Ketua Umum Asosiasi Perusahaan Air Minum Dalam Kemasan Indonesia (Aspadin) Hendro Baroeno menjelaskan spekulasi harga kerap terjadi ketika pasokan air minum berkurang. Ia mengatakan beberapa bulan ini pasca kebijakan pembatasan truk masuk tol dalam kota, distribusi produk AMDK sudah terganggu.
Ia memperkirakan dengan dibatasinya angkutan truk pengangkut AMDK maksimal 2 sumbu menjelang lebaran, kekurangan pasokan air minum kemasan tak bisa dihindari. Menurutnya, gangguan distribusi sudah terjadi semenjak pembatasan angkutan truk di tol dalam kota.
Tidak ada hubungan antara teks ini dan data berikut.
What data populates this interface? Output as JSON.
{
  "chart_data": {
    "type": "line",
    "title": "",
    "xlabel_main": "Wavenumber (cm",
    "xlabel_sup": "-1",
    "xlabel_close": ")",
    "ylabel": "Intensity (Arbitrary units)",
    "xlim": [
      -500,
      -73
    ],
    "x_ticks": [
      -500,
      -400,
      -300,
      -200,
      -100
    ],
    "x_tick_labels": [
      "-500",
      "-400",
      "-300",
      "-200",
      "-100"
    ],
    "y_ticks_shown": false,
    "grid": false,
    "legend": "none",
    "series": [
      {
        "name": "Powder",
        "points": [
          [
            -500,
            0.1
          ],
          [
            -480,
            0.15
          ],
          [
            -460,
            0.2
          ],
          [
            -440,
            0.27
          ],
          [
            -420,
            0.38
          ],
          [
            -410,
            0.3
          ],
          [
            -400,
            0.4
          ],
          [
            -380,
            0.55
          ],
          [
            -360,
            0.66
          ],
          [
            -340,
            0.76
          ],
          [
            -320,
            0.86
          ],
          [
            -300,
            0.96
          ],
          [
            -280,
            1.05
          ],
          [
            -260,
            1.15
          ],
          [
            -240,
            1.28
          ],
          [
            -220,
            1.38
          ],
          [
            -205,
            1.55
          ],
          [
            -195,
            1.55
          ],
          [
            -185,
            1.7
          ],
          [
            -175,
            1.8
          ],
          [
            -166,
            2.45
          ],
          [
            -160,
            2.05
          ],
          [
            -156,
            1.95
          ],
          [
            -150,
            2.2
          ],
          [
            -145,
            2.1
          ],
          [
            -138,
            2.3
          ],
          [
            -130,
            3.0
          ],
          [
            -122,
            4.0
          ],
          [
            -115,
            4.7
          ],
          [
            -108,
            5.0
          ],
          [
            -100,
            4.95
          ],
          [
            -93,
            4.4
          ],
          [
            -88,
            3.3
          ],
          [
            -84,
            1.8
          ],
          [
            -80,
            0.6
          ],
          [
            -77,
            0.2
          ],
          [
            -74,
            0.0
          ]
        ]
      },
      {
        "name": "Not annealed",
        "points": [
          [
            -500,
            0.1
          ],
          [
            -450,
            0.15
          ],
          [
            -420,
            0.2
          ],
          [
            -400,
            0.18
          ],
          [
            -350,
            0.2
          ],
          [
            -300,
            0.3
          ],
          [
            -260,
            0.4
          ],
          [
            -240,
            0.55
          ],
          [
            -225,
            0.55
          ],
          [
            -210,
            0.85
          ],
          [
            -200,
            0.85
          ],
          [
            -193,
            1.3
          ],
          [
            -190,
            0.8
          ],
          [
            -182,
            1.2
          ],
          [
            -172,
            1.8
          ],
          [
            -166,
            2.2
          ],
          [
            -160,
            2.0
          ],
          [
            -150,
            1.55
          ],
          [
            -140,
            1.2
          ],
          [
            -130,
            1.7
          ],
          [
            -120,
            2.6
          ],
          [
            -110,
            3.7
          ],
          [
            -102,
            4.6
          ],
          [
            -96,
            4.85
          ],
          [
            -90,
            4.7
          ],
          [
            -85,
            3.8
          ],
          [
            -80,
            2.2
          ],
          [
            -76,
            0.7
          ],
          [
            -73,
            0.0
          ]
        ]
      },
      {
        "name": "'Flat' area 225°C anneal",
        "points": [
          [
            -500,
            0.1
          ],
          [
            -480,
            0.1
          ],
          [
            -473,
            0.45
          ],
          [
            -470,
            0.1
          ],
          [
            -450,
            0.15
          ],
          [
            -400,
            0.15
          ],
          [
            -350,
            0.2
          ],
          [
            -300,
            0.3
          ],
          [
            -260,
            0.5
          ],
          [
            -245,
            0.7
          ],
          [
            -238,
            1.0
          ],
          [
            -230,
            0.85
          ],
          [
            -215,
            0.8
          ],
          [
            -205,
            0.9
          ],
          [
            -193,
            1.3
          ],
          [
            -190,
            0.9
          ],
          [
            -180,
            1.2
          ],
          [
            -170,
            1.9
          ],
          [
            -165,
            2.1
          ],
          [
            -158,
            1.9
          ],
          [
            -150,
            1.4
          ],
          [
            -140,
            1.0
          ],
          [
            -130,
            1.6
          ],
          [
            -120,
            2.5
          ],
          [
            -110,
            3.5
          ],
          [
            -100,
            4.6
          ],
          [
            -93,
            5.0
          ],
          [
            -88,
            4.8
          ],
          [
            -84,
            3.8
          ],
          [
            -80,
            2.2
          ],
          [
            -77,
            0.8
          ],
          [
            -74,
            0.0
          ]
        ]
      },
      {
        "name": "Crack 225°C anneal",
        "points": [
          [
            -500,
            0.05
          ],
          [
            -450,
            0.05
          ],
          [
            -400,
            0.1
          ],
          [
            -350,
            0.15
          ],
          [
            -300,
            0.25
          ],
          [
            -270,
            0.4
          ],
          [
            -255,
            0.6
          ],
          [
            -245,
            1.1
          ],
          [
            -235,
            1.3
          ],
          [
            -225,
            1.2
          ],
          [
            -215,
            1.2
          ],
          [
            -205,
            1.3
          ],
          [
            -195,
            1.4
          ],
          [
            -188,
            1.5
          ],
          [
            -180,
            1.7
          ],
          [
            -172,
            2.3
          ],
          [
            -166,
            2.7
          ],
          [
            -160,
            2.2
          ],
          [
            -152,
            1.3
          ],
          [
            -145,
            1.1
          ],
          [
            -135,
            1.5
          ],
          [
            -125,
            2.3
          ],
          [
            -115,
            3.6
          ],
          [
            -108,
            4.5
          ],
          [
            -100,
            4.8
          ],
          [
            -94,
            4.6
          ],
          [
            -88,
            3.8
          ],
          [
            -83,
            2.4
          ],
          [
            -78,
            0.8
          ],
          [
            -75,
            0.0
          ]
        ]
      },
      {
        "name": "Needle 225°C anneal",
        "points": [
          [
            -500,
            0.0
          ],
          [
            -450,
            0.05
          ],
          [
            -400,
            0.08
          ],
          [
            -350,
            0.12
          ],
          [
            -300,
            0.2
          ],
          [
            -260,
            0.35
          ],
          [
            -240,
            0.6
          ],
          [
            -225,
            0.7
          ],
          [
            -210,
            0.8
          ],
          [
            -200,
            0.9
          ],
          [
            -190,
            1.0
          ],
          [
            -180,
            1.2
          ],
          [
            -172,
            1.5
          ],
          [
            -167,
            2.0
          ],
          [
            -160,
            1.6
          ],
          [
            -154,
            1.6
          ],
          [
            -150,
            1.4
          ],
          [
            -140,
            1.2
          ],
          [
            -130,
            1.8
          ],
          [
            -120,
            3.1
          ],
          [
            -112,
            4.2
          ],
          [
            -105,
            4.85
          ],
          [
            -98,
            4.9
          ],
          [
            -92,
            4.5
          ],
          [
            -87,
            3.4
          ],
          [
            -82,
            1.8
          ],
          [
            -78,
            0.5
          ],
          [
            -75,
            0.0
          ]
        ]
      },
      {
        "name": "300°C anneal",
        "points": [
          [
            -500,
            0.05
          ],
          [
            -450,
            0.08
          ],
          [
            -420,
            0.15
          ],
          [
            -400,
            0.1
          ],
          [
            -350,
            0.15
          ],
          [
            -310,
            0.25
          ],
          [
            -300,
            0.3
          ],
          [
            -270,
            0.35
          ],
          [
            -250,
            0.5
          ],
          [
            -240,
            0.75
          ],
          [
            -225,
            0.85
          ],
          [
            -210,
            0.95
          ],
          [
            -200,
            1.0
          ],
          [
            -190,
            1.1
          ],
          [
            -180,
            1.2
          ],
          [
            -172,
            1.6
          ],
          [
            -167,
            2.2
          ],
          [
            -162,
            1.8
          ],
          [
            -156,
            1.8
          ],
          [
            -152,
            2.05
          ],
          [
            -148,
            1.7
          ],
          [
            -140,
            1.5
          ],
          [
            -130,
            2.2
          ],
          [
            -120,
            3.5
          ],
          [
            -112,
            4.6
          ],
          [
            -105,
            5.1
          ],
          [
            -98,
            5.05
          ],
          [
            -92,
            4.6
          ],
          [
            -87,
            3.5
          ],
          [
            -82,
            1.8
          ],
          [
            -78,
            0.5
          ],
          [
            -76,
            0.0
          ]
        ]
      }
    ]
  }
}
SCROLL TO CONTINUE WITH CONTENT
Hendro mengakui berdasarkan pengalaman 3 tahun lalu konsumen banyak yang komplain terhadap fenomena spekulasi tersebut. Bahkan pada waktu itu karena adanya kelangkaan AMDK di pasar Yayasan Lembaga Konsumen Indonesia (YLKI) meminta tanggung jawab kepada produsen AMDK soa kelangkaan tersebut.
Di 2009 dan 2010 lalu memang truk yang mengangkut distribusi AMDK bebas beroperasi saat lebaran dan sesudahnya namun tahun ini dibatasi jenis angkutan yang membawanya hanya maksimal 2 sumbu.
"Perlu adanya SKB (surat keputusan bersama) dua menteri antara menteri perdagangan dengan menteri perhubungan, bahwa air minum masuk dalam katagori pangan, seharusnya seperti itu," katanya.
Dengan demikian, lanjut Hendro, setiap Lebaran diharapkan ketika ada pembatasan angkutan truk berat, distribusi AMDK tak mengalami gangguan karena dapat beroperasi tanpa ada pembatasan maupun pelarangan.